Die Gilera Nexus macht als 300 i.e. zwar weniger eine schlanke, doch eine beachtlich flotte Figur.

Gilera Nexus 300 i.e.

Zwischen Roller und Motorrad, zwischen Sportlichkeit und Pragmatismus, zwischen Vergangenheit und Gegenwart.
Demokratisch gehts zu im Piaggio-Konzern. Jeder (Roller-)Marke wird sukzessive der 278 ccm-Einzylinder mit knapp 22 PS zugeteilt. Heuer war Gilera an der Reihe: Im Nexus, der wie seine Brüder Runner & Co. bauartseitig näher am Motorrad als am Scooter liegt, wurde der 250 ccm-Antrieb durch den 300er-Quasar 4-Motor ersetzt. Zur hohen Transport- kommt damit eine würdige Antriebsleistung dazu.
Der Name Gilera stand einst für pfeilschnelle Rennmotorräder. Modellbezeichnungen wie Quattro Bulloni und Rondine sind vielleicht nur den altersmäßig fortgeschritteneren Eisenreitern ein Begriff, an die legendäre Saturno können sich möglicherweise auch die jüngeren erinnern. Die meisten aber sollten Namen wie Umberto Masetti, Geoff Duke, Libero Liberati, Manuel Poggiali, vor allem aber Marco Simoncello noch im Gedächtnis haben.

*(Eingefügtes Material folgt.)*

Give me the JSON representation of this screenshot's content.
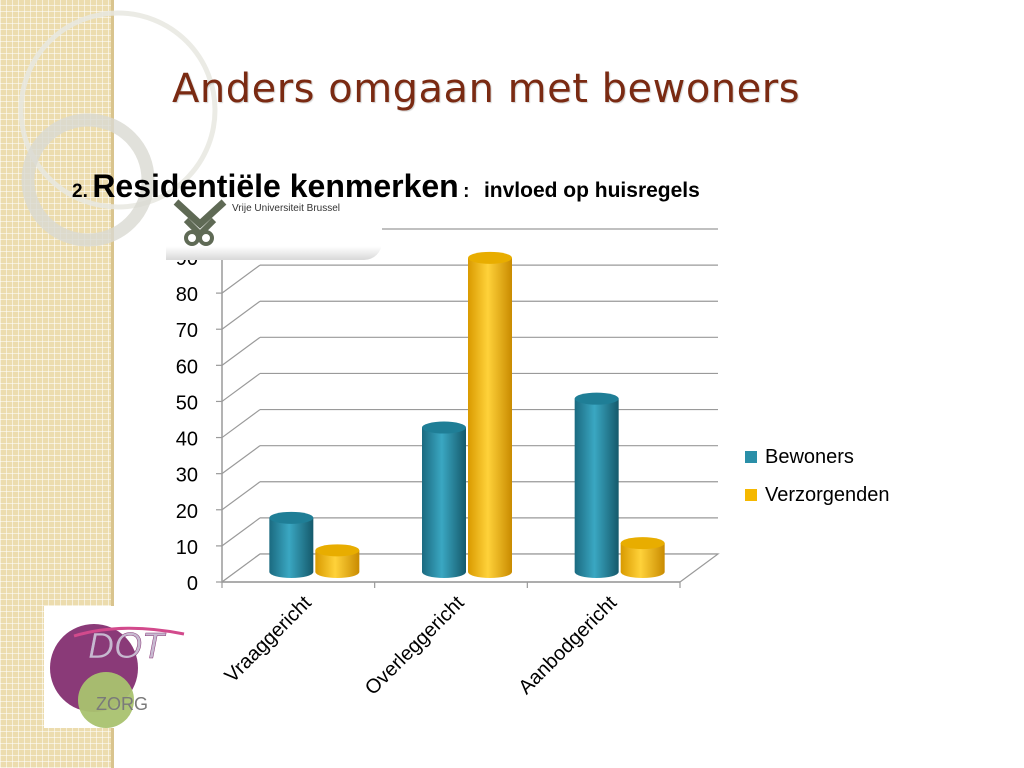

1909 gegründet, beendete die italienische Motorradschmiede 1957 nach 44 Weltmeister-Titeln das Renn-Engagement. Vorerst. 1969 stieg Gilera in den Piaggio-Konzern ein, man konzentrierte sich daraufhin mit der Produktion auf die kleine und die mittlere Klasse. Auch auf dem Enduro-Sektor, mit anfangs 350 und 500 ccm-Einzylindern, später mit einem 600er und auch einem 750er, mit denen auch bei der Rallye Paris-Dakar gewonnen wurde. Anfang der Neunziger des vergangenen Jahrhunderts stieg Gilera wieder ins Renn-Geschehen ein, 1992 und 1993 mischte man in der 250er-Weltmeisterschaft mit. Später, 2001, setzte es in der 125er-Klaase einen WM-Titel. Und nach der Integrierung von Aprilia in die Piaggio-Gruppe (2006) ritt Marco Simoncelli 2008 eine Gilera zum MotoGP-Titel in jener 250er-Klasse, die mit 2010 eingestellt wurde.

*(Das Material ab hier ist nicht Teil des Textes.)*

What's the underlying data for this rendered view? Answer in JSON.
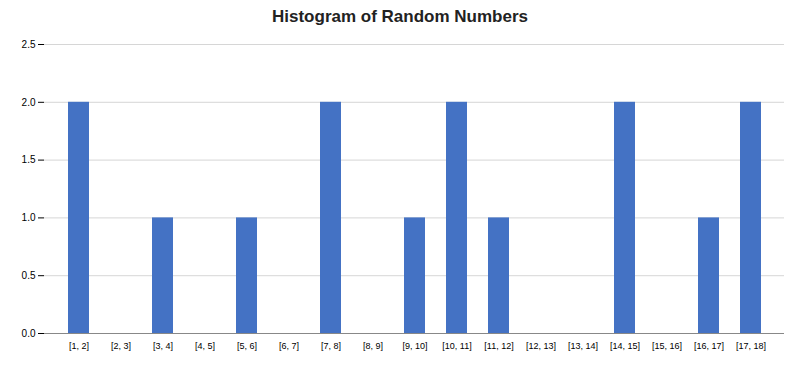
{
  "chart_data": {
    "type": "bar",
    "title": "Histogram of Random Numbers",
    "categories": [
      "[1, 2]",
      "[2, 3]",
      "[3, 4]",
      "[4, 5]",
      "[5, 6]",
      "[6, 7]",
      "[7, 8]",
      "[8, 9]",
      "[9, 10]",
      "[10, 11]",
      "[11, 12]",
      "[12, 13]",
      "[13, 14]",
      "[14, 15]",
      "[15, 16]",
      "[16, 17]",
      "[17, 18]"
    ],
    "values": [
      2,
      0,
      1,
      0,
      1,
      0,
      2,
      0,
      1,
      2,
      1,
      0,
      0,
      2,
      0,
      1,
      2
    ],
    "color": "#4472C4",
    "ylim": [
      0,
      2.5
    ],
    "yticks": [
      0,
      0.5,
      1,
      1.5,
      2,
      2.5
    ],
    "grid": true
  }
}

Sportlichster Roller auf dem Markt.


Ungeachtet des wechselvollen Renn-Engagements konzentrierte sich die Zwei-Ringe-Marke ab 1993 (mit der Übersiedlung der Produktion in die Piaggio-Zentrale, nach Pontedera) auf dem zivilen, dem Straßen-Sektor, auf die stark sportlich orientierte Roller-Klasse. Geradezu legendär ist der Runner. 2000 kam der DNA dazu, ein gestrippter Scooter oder vielmehr ein Zwitter aus Roller und Motorrad. 2003 folgte der Nexus, mit 500 ccm und einer Leistung von mehr als 40 PS. Der Hersteller bezeichnete ihn als den sportlichsten Roller auf dem Markt. Um vier Jahre später noch eins draufzusetzen, nämlich mit dem GP 800 den stärksten Roller aller Zeiten .

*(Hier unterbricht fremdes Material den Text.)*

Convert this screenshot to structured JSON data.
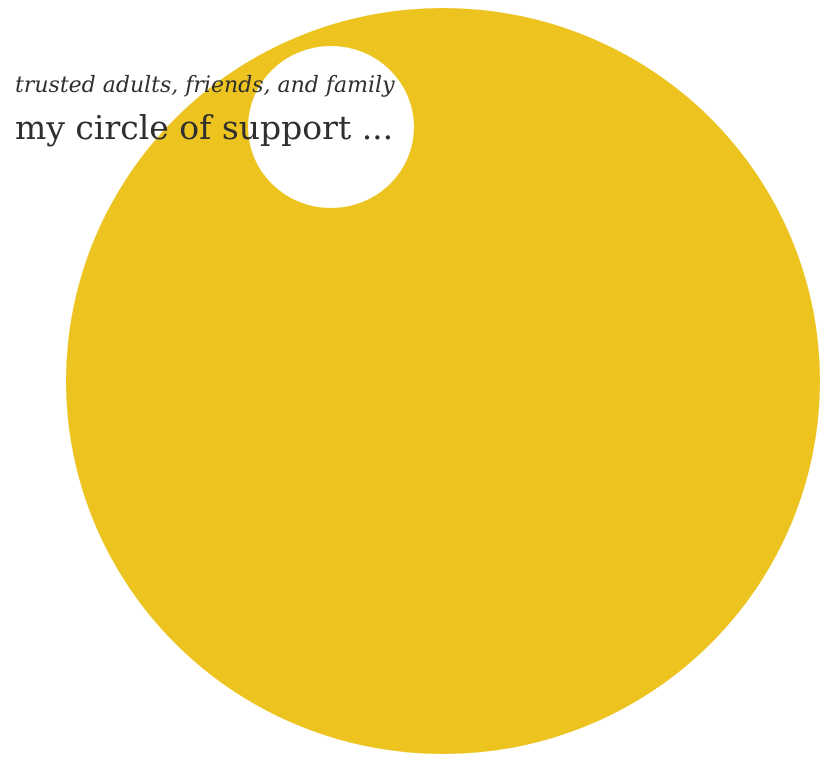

Diese Entwicklungen kosteten dem Nexus den Titel stärkster Roller des Hauses Gilera . Die 2007 markteingeführte Gilera-Version des Piaggio MP3 ist schließlich auch ein 500er. Mittlerweile ist der Nexus in die B-Schein- und in die untere A-Schein-Klasse eingestuft worden, und als nur 250er bezeichnete er in Österreich (als 500er wird er bei uns nicht mehr angeboten) eine Zeitlang das obere Leistungsende des Sportscooters mit den starken Motorradgenen.
Mit dem Modelljahr 2011 kam auch er in den Genuss des mittlerweile auf 278 ccm-Viertakt-Einzylinders mit knapp 22 PS, des Quasar 4, der in der Vespa GTS 300 Super vor vier Jahren sein Debut gefeiert hatte. Wohl bezeichnet Gilera den nunmehrigen Nexus 300 i.e. als neu. Ganz so neu ist er aber nicht, wohl jedoch in Details überarbeitet, wie zum Beispiel der Sitzbank.


Seine Grund-Ingredienzien sind geblieben, vor allem der Motorrad-verdächtige Rahmen samt Federelementen, die für Motorrad-artige Fahreigenschaften sorgen. Leichter und kleiner ist er nicht geworden. 188 Kilo sind nicht in die Federgewichtsklasse einzuordnen. Und 1.515 Millimeter Radstand kann man nicht als würzig kurz bezeichnen. Allerdings sind die Kilos wohl verteilt, sorgen für ausgewogene Balance und damit wirft er sein stolzes Gewicht im Fahrbetrieb nicht ins Gewicht (auch beim Rangieren nicht). Das Resultat ist vielmehr neben erstaunlicher Leichtfüßigkeit eine hohe Geradeauslauf-Stabilität. So lässt es sich ebenso elegant zwischen den Stau-Kolonnen durchtänzeln wie scharf um die Ecken biegen, zielstrebig über die Landstraße und auch souverän über die Autobahn pfeilen. Zumal der Mitteltunnel mehr Motorrad als Roller suggeriert und auch die Sitzposition eher zu straffer denn zu lümmelnder Haltung anspornt. Was der Nexus sonst noch kann, das ließ Gilera eindrucksvoll von einem unter Beweis stellen, ders kann: Marco Simoncelli, 250er-Weltmeister des Jahres 2008. Der führt vor, dass man mit dem 22 PS-Gefährt sowohl Knie schleifen als auch Burnouts machen kann.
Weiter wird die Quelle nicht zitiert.